The album opens with “No Brains” which draws its listeners in with a standard bit of distorted guitar before the tortured vocals pull you into the headspace. Continuing on through several songs such as before reaching my personal favorite, a snide take on the punk scene called “Modern Punk.” It is a nice anthem to nihilism as they sing out “I’m sick of these fucking kids I got to know, all these shitty kids I’m supposed to know” and repeatedly remind us that they “don’t give a shit anymore.” Sometimes lines like these can come off cheesy or seem exaggerated for the sake of a song, but listening to “Modern Punk” you become convinced that they mean every word and somehow the cliché of saying “I don’t give a shit” manages to scrape off just a bit of meaning. To close the record we get a song called “Jordan Michael’s Space Jam.” In it Posture & The Grizzly bring out all the stops to flow through fast, and aggressive whirlwinds, then suddenly stop and hold back just enough to make you anxious before bringing in dramatic and powerful “And I want to see you smile, and I want to see you” that brings the whirlwind somehow into sharper focus even though it is gone.

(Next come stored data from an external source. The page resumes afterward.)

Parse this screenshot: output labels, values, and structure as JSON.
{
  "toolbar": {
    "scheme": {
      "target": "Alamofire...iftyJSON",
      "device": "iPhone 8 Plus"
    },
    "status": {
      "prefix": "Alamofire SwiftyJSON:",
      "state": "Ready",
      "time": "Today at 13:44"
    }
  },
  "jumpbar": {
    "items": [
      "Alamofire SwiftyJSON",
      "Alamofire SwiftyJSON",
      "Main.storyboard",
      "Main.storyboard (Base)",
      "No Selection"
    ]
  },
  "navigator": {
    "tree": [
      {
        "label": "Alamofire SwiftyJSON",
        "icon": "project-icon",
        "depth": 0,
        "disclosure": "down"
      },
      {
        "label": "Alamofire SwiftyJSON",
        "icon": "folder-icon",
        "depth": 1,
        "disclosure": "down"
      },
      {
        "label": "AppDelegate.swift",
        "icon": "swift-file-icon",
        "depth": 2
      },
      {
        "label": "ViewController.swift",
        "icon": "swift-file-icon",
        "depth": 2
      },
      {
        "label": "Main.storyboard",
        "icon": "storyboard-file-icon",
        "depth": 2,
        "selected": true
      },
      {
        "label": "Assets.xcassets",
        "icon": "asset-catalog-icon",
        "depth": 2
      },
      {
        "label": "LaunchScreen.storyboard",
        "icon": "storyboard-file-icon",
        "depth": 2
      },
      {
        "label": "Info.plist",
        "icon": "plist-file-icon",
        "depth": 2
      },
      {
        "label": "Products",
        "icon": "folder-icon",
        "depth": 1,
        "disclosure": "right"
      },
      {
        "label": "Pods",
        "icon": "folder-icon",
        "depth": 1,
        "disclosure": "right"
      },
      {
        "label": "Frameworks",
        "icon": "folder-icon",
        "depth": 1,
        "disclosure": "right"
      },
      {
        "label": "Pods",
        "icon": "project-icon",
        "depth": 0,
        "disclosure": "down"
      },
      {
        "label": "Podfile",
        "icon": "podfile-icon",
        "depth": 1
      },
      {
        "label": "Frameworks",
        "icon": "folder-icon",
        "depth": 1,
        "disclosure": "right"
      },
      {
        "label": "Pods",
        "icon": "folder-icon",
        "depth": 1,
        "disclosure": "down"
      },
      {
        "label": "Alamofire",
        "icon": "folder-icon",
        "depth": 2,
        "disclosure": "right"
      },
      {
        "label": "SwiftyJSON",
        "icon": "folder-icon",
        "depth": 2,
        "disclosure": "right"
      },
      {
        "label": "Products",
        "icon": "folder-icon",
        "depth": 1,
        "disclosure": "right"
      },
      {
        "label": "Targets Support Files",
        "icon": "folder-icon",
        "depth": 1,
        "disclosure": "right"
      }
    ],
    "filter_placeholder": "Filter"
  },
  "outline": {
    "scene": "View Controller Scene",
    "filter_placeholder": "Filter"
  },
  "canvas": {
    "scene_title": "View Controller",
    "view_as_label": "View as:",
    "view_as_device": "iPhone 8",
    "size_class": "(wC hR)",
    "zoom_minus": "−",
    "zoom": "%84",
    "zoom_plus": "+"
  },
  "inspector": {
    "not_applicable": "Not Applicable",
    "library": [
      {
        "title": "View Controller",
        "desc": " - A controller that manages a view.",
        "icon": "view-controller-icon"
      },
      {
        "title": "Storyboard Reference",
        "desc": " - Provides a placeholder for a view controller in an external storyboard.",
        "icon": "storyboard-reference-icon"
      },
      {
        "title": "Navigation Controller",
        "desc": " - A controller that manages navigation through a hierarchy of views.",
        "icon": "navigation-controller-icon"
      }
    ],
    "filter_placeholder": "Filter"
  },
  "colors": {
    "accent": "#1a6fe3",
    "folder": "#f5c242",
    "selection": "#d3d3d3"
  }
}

Overall I will admit the album rehashes a lot of lyrics and riffs we have heard before, but they do it in a new way, in a new order, and with their own aesthetic and that is all you can ask of a genre that lacks a definition and has been around for forty years. They bring sincerity and humor (there is a song called “Egg Nog, Drunk off Hillary Duff’s Piss”) while managing to flaunt some awesome musical dynamics. Definitely a band I will be watching in the future, and you should too.